Aus Sicht des Kassenaufstellers sind diese Wünsche bis auf den Preis relativ einfach zu bedienen: Es gibt ganz viele verschiedene Kassensysteme und je mehr Einstellungsmöglichkeiten es gibt, umso komplizierter wird die Kasse. Wünscht der Kunde Mobile Geräte, sind das schon größere elektronische Aufzeichnungs System und wie bei jeder Computer, natürlich auch diese manipulieren, Manipulation CDs oder Sticks einbauen und das Ergebnis verfälschen. Mit der sofortigen Festschreibung und der TSE sollte aber die Fälschungssicherheit gewährleistet sein.

TSE

Im Hinblick auf die TSE sind derzeit noch keine Fälschungen bekannt, allerdings geht es um viel Bargeld und es wird irgendwann die erste Fälle geben, bei denen TSE-Kassen manipuliert worden sind. Man muss wohl kein Prophet sein um zu erahnen, dass es versuche geben wird, die TSE zu umgehen oder TSE Kassen zu manipulieren. Irgendwann wird es vielleicht Nachfolger-Sicherheitsmodule für die TSE geben, die dann noch besser noch sicherer sein sollen. So wird es wie bislang auch schon ein Wettlauf zwischen dem Bestreben sein, die Kassen sicher und korrekt zu führen und einer schwarzen Seite, die versucht, dies zu umgehen und Umsätze schwarz durchzuführen.

Geöffnete Kassenschublade ohne Bonierungen

Die einfachste Umgehung der Kasse ist es, die Aufzeichnungen gar nicht erst durchzuführen, um sie später zu löschen. Also werden die Umsätze außerhalb der Kasse gemacht. Dem sollen Bon-Ausgabe Verpflichtungen und Bonierverpflichtungen entgegenwirken. Gleichwohl gibt es immer wieder die Situation, in der der Kassierende hinter der geöffneten Ladenkasse steht und ohne zu Bonieren die Entgelte in die Kasse wirft und das Wechselgeld einfach herausgibt. Fragt man dann nach einem Bon, wird die Kassenschublade geschlossen, der Umsatz eingegeben und der Bon so erzeugt und herausgegeben. Vielleicht fragt sich der eine oder andere was passiert wäre, wenn man nun nicht nach einem Bon gefragt hätte ..? Dagegen soll die Belegausgabeverpflichtung helfen.

Tischrechner-Kasse

Man kann diese Kassen auch Tischrechnerkassen bezeichnen, weil im Regelfall ein Tischrechner neben der Kasse legte und dann mehrere Artikel so einfach in dem Tischrechner addiert werden können und der Gesamtpreis dann sich auf dem Tischrechner abbildet, der natürlich den Umsatz nicht moniert.
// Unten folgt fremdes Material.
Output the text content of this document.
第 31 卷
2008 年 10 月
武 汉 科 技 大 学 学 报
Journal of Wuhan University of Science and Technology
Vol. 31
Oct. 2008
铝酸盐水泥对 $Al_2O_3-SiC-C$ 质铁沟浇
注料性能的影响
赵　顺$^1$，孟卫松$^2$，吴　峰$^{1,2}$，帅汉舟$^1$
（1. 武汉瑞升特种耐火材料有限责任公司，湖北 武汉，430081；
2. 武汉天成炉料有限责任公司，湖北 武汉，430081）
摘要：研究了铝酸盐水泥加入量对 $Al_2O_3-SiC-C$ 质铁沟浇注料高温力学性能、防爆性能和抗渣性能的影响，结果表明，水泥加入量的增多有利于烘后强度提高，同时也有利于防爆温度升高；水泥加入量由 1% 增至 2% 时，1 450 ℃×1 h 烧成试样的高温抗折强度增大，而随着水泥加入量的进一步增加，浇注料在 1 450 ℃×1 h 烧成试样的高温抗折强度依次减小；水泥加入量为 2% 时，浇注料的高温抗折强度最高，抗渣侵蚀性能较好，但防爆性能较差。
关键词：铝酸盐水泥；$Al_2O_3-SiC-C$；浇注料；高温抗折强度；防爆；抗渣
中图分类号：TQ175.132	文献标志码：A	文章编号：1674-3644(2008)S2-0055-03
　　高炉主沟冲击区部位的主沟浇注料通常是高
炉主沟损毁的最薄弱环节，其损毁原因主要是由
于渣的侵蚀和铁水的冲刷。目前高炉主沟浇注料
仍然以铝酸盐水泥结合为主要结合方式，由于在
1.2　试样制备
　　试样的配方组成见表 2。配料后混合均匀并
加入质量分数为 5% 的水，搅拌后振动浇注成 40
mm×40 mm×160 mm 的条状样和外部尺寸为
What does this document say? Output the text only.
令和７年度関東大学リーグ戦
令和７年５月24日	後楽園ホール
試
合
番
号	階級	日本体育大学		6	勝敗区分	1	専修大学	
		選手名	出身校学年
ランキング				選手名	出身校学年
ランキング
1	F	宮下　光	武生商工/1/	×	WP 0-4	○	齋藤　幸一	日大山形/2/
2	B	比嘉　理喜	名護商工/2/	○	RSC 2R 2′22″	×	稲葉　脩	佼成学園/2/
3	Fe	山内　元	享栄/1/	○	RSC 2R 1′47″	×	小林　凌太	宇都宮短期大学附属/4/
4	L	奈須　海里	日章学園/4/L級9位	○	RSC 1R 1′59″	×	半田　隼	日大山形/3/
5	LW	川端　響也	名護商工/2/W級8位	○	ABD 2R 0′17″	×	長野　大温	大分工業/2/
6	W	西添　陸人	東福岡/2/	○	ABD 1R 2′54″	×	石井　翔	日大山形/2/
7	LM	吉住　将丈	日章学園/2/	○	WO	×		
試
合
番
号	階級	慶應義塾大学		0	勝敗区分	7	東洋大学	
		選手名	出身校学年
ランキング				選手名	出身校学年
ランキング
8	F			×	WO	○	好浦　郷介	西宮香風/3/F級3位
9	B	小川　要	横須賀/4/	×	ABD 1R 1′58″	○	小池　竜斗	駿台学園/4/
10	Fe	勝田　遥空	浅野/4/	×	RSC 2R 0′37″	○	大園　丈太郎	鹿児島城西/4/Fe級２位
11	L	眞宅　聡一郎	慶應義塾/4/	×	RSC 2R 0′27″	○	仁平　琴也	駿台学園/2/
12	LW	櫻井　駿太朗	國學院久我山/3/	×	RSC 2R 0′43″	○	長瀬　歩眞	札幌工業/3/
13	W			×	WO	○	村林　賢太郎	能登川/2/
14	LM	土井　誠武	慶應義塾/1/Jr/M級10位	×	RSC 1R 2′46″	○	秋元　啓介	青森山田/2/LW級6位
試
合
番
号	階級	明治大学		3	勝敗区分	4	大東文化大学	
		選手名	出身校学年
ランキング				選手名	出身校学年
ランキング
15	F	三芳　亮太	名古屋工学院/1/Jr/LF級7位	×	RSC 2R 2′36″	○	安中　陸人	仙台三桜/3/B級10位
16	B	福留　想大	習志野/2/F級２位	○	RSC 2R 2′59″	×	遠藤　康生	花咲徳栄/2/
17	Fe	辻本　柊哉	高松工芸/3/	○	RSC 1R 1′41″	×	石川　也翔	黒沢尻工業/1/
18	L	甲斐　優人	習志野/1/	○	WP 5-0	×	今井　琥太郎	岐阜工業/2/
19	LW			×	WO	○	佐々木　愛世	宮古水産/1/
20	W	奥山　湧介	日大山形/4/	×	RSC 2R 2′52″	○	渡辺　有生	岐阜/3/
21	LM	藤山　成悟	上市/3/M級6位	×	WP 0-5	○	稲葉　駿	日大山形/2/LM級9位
Sichtweise des Steuerberaters

Aus Sicht des Steuerberaters und der Steuerfachgehilfin: Können Sie Probleme bekommen, wenn Sie einfach alle Unterlagen buchen, wie sie vom Steuerpflichtigen eingereicht werden? Ist nicht der Steuerpflichtige allein verantwortlich für seine Kassenführung?

Fall zur richtigen Kassenführung

Es begann mit der Kassennachschau …

Bei einem Steuerpflichtigen erfolgte eine Kassennachschau. Der Steuerberater erfährt dies erst am nächsten Tag. Die Kassenschau war am Vorabend von 20:10 Uhr bis 21:30 Uhr. Die Kassendaten habe der Prüfer mitgenommen. Der Kassensturz habe einen zu hohen Bestand von 119,60 € ergeben. Der Prüfer hinterließ lediglich eine Visitenkarte mit einer handschriftlich darauf vermerkten Telefonnummer. Er würde sich melden, hatte er noch gesagt. … damit entschwand er mit den Kassendaten und dem Protokoll über den Kassensturz.

trügerische Ruhe

In den nächsten Tagen passiert nichts. Der Steuerberater ruft auftragsgemäß mal bei dem Kassennachschauer an. Doch der ist auf einem Außentermin unterwegs. Er verspricht einen Rückruf.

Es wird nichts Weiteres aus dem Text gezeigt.